9月1日の「防災の日」を目前に控えた8月28日、上越市で行政や住民らが参加した大規模な訓練が行われました。日本海側で発生する津波の特徴を想定したものです。訓練で得られた教訓と課題を取材しました。
避難指定場所も津波で浸水することがわかった!
上越市では、去年2月に津波の新たなハザードマップを作りました。2011年に起きた東日本大震災の後に新潟県の津波浸水想定が見直され、各自治体に示されたこを受けて作成されたものです。

今回の訓練は、その新たなハザードマップを使って初めてとなる訓練で、警察や消防をはじめとして、鉄道会社や住民らが参加する大規模なものになりました。
【上越市危機管理課 柳時夫危機管理指導官】「5分10分程度の中でどれだけ逃げられるか、そういう所を住民にも体験してもらい、問題点を明らかにして今後の訓練に生かしてもらいたい」
訓練の舞台となるのは谷浜・桑取区です。この地域一体は海のすぐそばに住宅地があり、国道、鉄道、そして山側にも宅地が広がっています。谷浜・桑取区にある長浜には、120世帯342人が暮らしています。

長浜町内では、これまで海からおよそ200メートル離れた長浜会館が避難場所として指定されていました。しかし去年作り直されたハザードマップでは、この会館も浸水すると想定されました。
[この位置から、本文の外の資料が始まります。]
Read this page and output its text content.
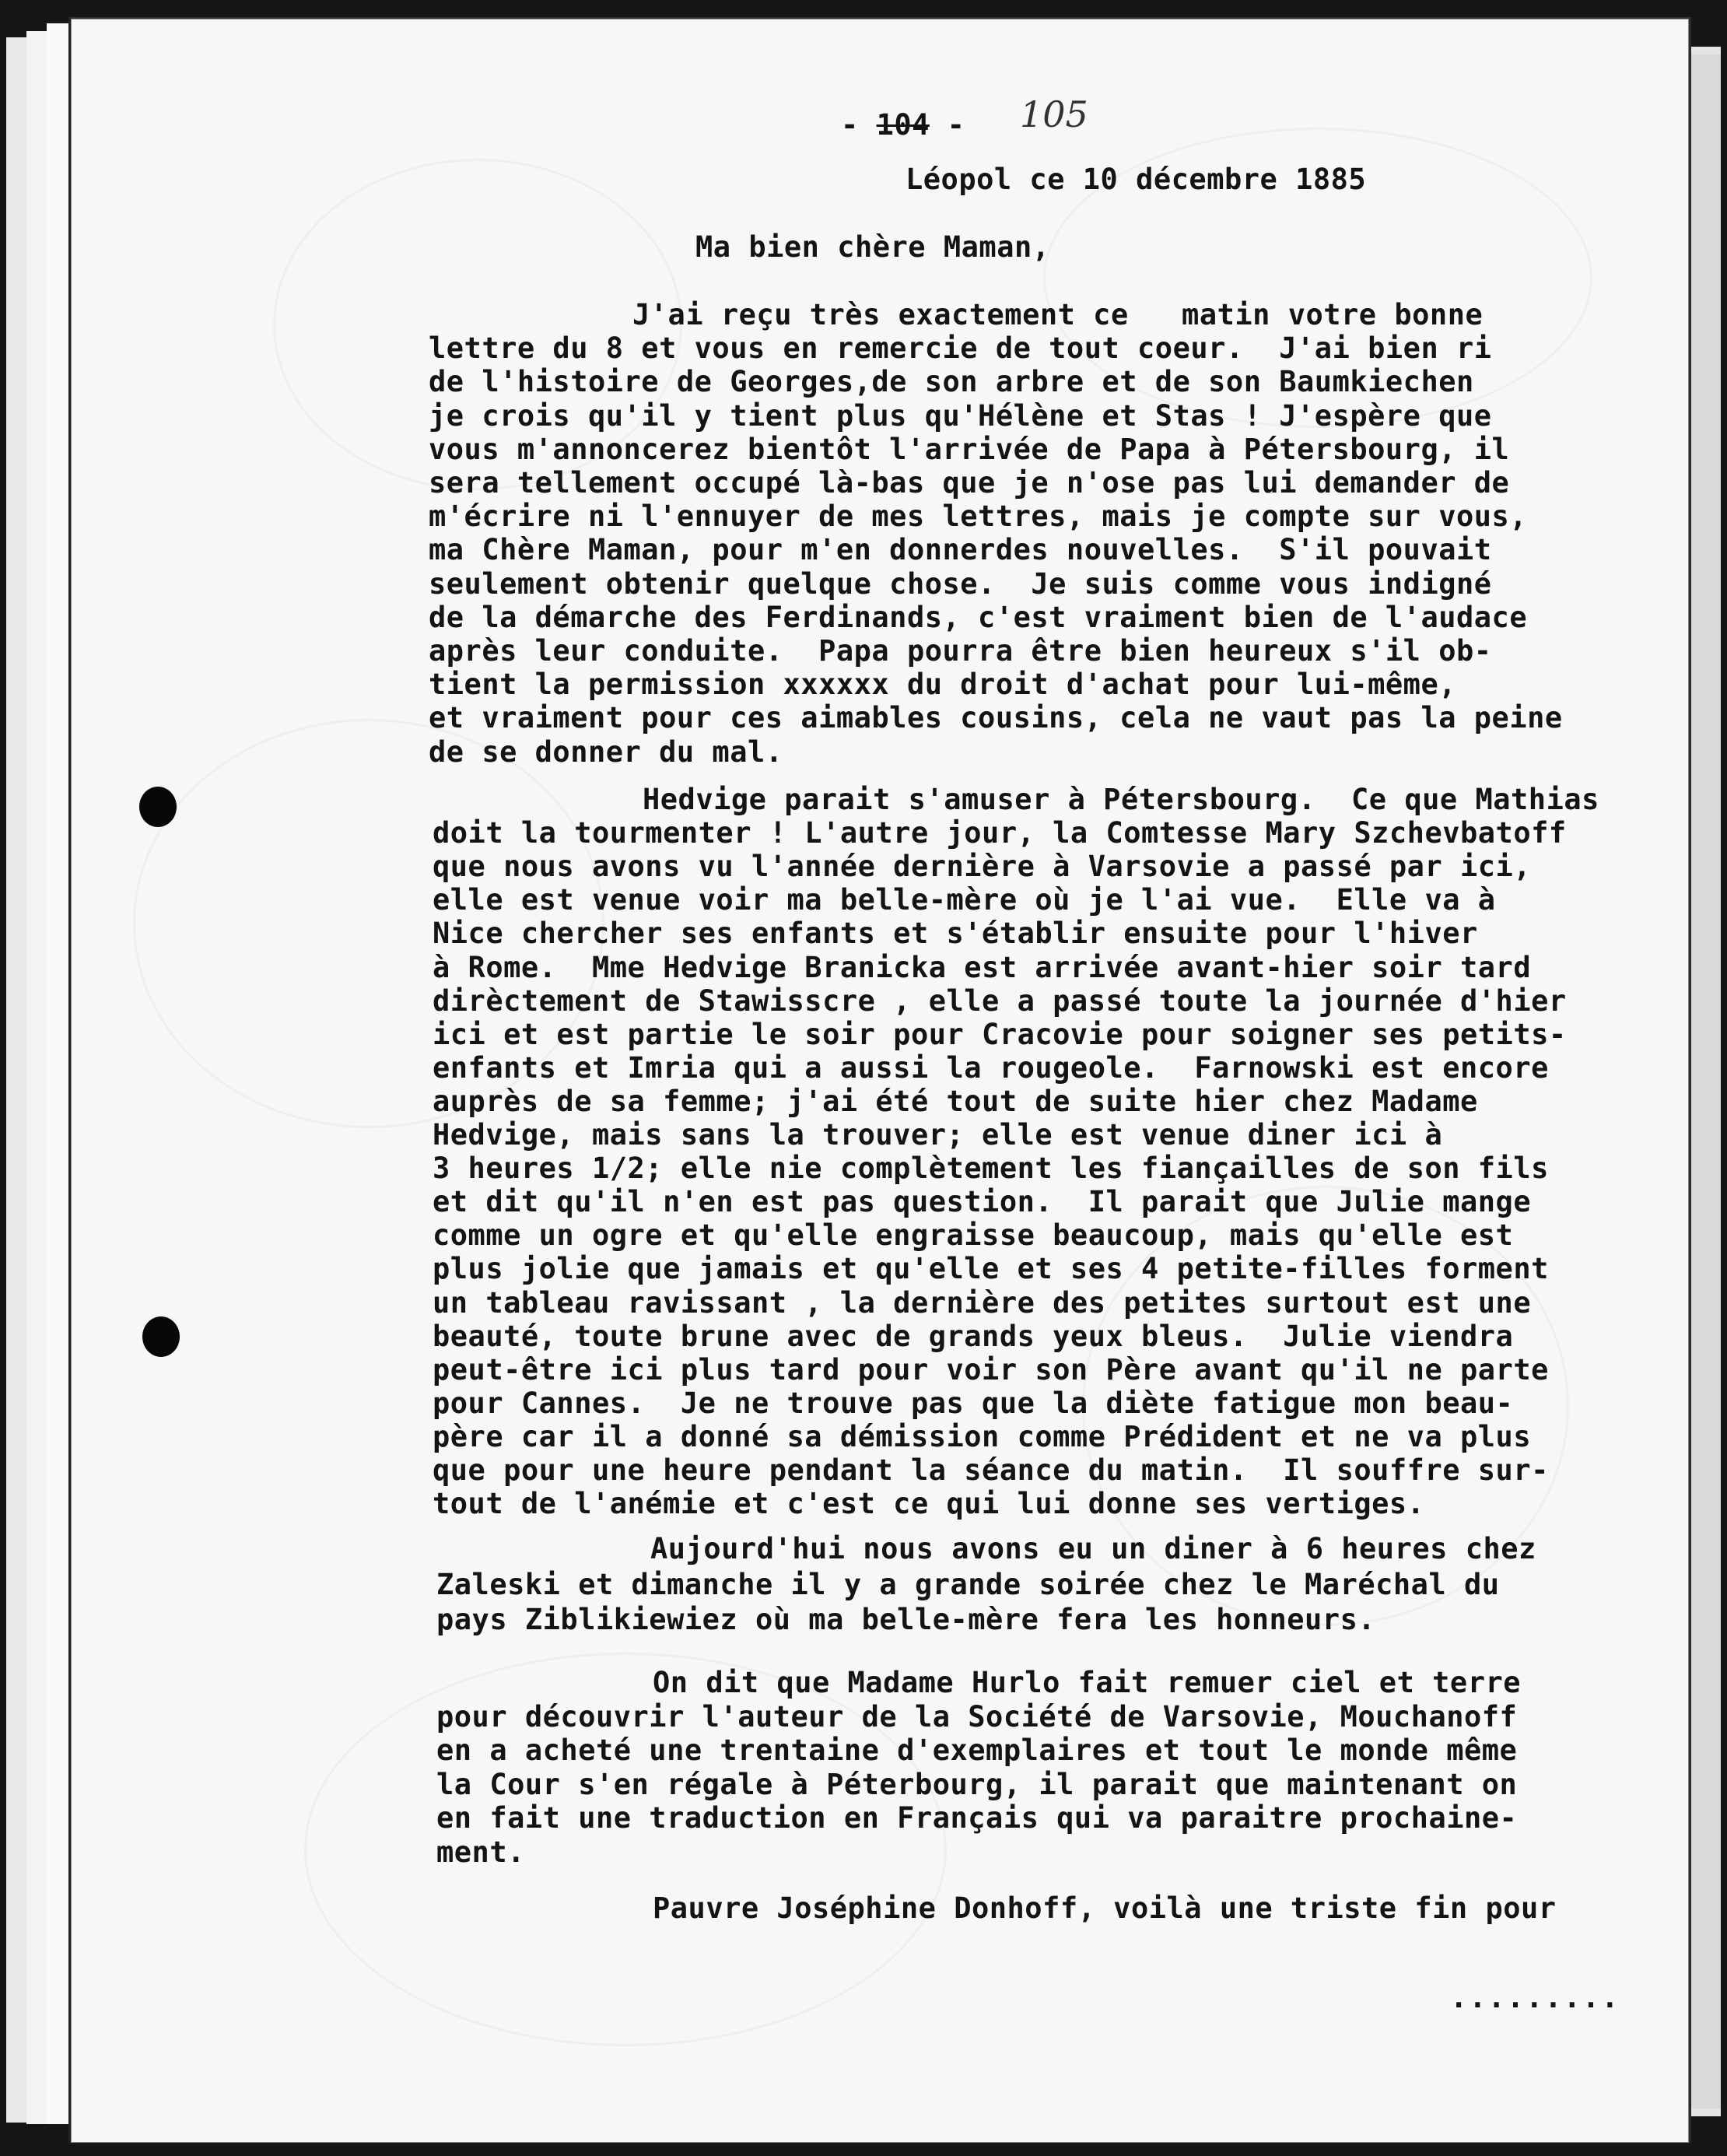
- 104 - 105
Léopol ce 10 décembre 1885
Ma bien chère Maman,
J'ai reçu très exactement ce   matin votre bonne
lettre du 8 et vous en remercie de tout coeur.  J'ai bien ri
de l'histoire de Georges,de son arbre et de son Baumkiechen
je crois qu'il y tient plus qu'Hélène et Stas ! J'espère que
vous m'annoncerez bientôt l'arrivée de Papa à Pétersbourg, il
sera tellement occupé là-bas que je n'ose pas lui demander de
m'écrire ni l'ennuyer de mes lettres, mais je compte sur vous,
ma Chère Maman, pour m'en donnerdes nouvelles.  S'il pouvait
seulement obtenir quelque chose.  Je suis comme vous indigné
de la démarche des Ferdinands, c'est vraiment bien de l'audace
après leur conduite.  Papa pourra être bien heureux s'il ob-
tient la permission xxxxxx du droit d'achat pour lui-même,
et vraiment pour ces aimables cousins, cela ne vaut pas la peine
de se donner du mal.
Hedvige parait s'amuser à Pétersbourg.  Ce que Mathias
doit la tourmenter ! L'autre jour, la Comtesse Mary Szchevbatoff
que nous avons vu l'année dernière à Varsovie a passé par ici,
elle est venue voir ma belle-mère où je l'ai vue.  Elle va à
Nice chercher ses enfants et s'établir ensuite pour l'hiver
à Rome.  Mme Hedvige Branicka est arrivée avant-hier soir tard
dirèctement de Stawisscre , elle a passé toute la journée d'hier
ici et est partie le soir pour Cracovie pour soigner ses petits-
enfants et Imria qui a aussi la rougeole.  Farnowski est encore
auprès de sa femme; j'ai été tout de suite hier chez Madame
Hedvige, mais sans la trouver; elle est venue diner ici à
3 heures 1/2; elle nie complètement les fiançailles de son fils
et dit qu'il n'en est pas question.  Il parait que Julie mange
comme un ogre et qu'elle engraisse beaucoup, mais qu'elle est
plus jolie que jamais et qu'elle et ses 4 petite-filles forment
un tableau ravissant , la dernière des petites surtout est une
beauté, toute brune avec de grands yeux bleus.  Julie viendra
peut-être ici plus tard pour voir son Père avant qu'il ne parte
pour Cannes.  Je ne trouve pas que la diète fatigue mon beau-
père car il a donné sa démission comme Prédident et ne va plus
que pour une heure pendant la séance du matin.  Il souffre sur-
tout de l'anémie et c'est ce qui lui donne ses vertiges.
Aujourd'hui nous avons eu un diner à 6 heures chez
Zaleski et dimanche il y a grande soirée chez le Maréchal du
pays Ziblikiewiez où ma belle-mère fera les honneurs.
On dit que Madame Hurlo fait remuer ciel et terre
pour découvrir l'auteur de la Société de Varsovie, Mouchanoff
en a acheté une trentaine d'exemplaires et tout le monde même
la Cour s'en régale à Péterbourg, il parait que maintenant on
en fait une traduction en Français qui va paraitre prochaine-
ment.
Pauvre Joséphine Donhoff, voilà une triste fin pour
.........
【長浜町内 坪田剛会長】「じゃあ、俺らどこに行けばいいのかってなっちゃう。人を助けるまでいければ一番いいですけど、まずは自分の命を大事にして、それから様子を見てまた改めて動く」

さらに長浜町内は、沿岸部およそ2キロにわたり住宅が広がっているため、一か所に避難するのは困難です。
ハザードマップを作るにあたり、上越市の津波の発生頻度や沿岸部への津波到達時間などを調査した1人が、新潟大学災害・復興科学研究所の卜部厚志教授です。
【新潟大学 災害・復興科学研究所 卜部厚志教授】「日本海側は、陸からすごく近いところに自分の町に被害を及ぼす津波を起こす活断層があると考えられている。5~10分程度で津波が来てしまうので、逃げる時間がないのが大前提。現実的には、近くで皆さんが知っていて、真っ暗でも行ける場所…」

新たなハザードマップでは、一刻でも早く安全な場所へ避難するために、地元の人が知っている高台や寺の境内など、9か所が一時避難場所して指定されました。